The analysis results identify the considerable effects of coastal flooding, storm surge, SLR, precipitation and compound flooding on the Apalachee region landscape. More than 17% of all evaluated critical assets within the coastal counties (Jefferson, Wakulla, Franklin and Gulf) are already experiencing the effects of high tide flooding. The proportion of additional critical asset vulnerabilities increased marginally under the NOAA 2040 intermediate-low and intermediate high scenarios, as much as 3%. Comparatively a 20% increase in vulnerable assets were observed in the two 2070 NOAA SLR scenarios. Notably, without considering SLR, the number of vulnerable assets increased from 17% at MHHW to 47% and 55% for the 100-year and 500-year storm surge scenarios, respectively among the 4 coastal counties.
The final deliverable resulted in a 350-page vulnerability assessment report, organized by County, with more than 90 flood inundation maps by asset category and class to provide spatial view of flood limits with respect to asset locations. These maps were supplemented with asset specific flood depth tables or each inundation scenario. Additionally, a total of 36 individual assets were evaluated at the site-specific scale to determine degree of vulnerability, outline contingencies and adaptation strategies, as well as estimate order of magnitude costs associated with those alternatives.

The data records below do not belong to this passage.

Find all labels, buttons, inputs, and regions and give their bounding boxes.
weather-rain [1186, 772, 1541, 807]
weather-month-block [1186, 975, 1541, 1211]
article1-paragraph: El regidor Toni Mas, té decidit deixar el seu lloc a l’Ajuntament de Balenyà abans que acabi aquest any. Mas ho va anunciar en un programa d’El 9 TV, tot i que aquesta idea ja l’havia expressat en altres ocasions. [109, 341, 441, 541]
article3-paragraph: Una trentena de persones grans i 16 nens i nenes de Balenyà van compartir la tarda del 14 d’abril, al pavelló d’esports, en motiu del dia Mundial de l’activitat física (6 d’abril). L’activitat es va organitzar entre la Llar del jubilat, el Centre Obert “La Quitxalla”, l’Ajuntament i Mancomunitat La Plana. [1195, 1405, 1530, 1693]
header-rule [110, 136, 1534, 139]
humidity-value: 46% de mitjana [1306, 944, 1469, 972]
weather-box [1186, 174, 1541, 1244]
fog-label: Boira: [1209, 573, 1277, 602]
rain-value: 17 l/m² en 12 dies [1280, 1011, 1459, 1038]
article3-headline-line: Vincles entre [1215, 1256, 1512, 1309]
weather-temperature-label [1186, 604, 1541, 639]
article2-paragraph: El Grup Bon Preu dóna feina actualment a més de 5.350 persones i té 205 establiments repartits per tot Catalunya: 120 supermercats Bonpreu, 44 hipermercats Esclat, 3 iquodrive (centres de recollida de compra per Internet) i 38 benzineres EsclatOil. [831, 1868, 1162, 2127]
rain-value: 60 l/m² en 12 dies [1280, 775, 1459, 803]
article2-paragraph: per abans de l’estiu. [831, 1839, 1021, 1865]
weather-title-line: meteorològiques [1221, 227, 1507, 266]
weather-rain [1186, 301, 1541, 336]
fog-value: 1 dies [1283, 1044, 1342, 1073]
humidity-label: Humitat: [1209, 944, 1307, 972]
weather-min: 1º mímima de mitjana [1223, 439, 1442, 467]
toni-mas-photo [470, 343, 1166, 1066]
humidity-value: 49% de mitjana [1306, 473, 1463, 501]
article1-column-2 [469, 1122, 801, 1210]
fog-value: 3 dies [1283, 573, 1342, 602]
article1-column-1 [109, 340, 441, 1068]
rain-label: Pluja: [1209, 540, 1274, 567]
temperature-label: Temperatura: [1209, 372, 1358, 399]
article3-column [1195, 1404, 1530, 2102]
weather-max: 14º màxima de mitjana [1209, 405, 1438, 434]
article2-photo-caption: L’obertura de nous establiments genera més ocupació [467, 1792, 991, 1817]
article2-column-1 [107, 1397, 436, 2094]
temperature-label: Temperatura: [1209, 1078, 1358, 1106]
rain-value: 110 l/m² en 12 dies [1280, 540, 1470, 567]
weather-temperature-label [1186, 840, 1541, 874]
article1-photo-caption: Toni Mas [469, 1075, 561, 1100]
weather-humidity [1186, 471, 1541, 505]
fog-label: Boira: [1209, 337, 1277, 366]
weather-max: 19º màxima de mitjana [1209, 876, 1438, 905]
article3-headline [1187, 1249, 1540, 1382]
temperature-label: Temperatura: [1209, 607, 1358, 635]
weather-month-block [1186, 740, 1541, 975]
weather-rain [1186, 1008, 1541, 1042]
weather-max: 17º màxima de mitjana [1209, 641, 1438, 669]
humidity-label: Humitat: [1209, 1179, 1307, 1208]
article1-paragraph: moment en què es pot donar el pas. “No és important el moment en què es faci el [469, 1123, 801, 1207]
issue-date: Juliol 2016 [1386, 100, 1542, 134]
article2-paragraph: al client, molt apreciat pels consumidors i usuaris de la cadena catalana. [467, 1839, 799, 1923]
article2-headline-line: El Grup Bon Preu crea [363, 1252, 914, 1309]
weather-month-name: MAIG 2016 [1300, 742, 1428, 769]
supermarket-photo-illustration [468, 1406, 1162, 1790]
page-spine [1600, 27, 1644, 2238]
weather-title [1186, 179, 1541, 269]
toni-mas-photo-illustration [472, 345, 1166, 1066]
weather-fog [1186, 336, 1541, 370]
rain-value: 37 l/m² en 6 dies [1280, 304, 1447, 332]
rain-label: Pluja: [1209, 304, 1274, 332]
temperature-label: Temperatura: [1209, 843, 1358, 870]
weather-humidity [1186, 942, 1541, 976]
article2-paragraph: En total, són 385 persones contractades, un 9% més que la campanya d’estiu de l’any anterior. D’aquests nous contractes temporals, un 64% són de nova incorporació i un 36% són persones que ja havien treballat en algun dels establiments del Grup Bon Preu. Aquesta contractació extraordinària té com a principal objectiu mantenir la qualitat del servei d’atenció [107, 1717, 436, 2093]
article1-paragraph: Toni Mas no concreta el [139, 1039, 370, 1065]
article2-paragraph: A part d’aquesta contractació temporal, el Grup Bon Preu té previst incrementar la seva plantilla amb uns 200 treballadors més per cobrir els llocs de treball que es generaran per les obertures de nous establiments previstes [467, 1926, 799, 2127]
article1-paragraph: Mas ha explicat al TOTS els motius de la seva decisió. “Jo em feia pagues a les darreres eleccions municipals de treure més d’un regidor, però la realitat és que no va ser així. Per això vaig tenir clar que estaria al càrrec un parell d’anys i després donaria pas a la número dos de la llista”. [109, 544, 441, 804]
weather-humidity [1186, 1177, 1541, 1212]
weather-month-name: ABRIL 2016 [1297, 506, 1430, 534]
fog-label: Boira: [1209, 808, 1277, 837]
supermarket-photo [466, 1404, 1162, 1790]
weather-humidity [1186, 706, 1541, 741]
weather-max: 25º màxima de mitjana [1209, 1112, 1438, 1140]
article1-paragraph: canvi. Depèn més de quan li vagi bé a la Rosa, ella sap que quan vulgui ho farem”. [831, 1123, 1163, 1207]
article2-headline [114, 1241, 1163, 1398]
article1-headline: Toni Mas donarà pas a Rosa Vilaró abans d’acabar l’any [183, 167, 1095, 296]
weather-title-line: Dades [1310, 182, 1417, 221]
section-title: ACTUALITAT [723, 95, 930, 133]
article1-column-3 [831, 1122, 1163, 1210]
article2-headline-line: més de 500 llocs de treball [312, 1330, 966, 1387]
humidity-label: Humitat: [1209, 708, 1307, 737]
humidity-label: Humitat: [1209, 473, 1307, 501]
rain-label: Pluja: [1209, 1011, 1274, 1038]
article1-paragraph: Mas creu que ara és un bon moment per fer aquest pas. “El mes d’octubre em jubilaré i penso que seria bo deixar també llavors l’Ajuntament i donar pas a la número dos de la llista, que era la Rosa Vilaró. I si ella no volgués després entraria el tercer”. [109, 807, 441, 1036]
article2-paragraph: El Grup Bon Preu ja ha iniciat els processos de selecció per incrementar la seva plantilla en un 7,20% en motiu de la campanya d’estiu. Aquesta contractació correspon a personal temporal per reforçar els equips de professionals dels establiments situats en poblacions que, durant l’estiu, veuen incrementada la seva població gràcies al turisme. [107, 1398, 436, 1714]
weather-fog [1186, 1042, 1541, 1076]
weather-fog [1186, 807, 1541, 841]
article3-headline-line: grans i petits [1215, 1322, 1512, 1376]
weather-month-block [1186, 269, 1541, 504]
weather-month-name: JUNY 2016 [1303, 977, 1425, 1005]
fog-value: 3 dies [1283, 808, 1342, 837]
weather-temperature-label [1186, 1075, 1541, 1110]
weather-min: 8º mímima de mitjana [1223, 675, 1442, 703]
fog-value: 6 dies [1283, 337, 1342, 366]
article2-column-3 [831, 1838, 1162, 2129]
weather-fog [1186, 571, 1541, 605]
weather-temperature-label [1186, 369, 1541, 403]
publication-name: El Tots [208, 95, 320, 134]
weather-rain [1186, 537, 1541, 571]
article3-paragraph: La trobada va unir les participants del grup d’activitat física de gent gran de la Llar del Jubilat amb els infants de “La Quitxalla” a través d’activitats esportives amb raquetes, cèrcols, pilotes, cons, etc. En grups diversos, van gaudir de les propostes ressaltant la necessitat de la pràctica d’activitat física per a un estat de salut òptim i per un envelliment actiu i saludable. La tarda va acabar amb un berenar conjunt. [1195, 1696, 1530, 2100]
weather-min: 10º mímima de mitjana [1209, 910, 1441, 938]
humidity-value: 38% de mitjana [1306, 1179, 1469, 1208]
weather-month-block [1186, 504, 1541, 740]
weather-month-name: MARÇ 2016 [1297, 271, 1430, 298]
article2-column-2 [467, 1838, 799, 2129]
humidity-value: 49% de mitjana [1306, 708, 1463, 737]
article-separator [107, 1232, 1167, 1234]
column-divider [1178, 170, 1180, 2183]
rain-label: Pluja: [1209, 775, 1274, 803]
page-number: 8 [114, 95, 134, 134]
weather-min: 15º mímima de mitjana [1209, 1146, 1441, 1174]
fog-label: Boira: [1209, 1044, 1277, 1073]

This regional study offers a comprehensive baseline dataset to build from for future analysis. Utilizing the results and resources made available by this assessment, the ARPC will utilize this study to support local governments in developing planning and policy strategies; prepare grant applications for implementation and infrastructure projects; and inform subsequent phases of this work. This regional vulnerability assessment will also inform future efforts made possible by Apalachee Strong, the ARPC’s recently formalized regional resilience collaborative. The vulnerability assessment provided a list of recommendations for future planning phases and provides a level of compliance that allows each community and county within the region to qualify for future grant funding opportunities.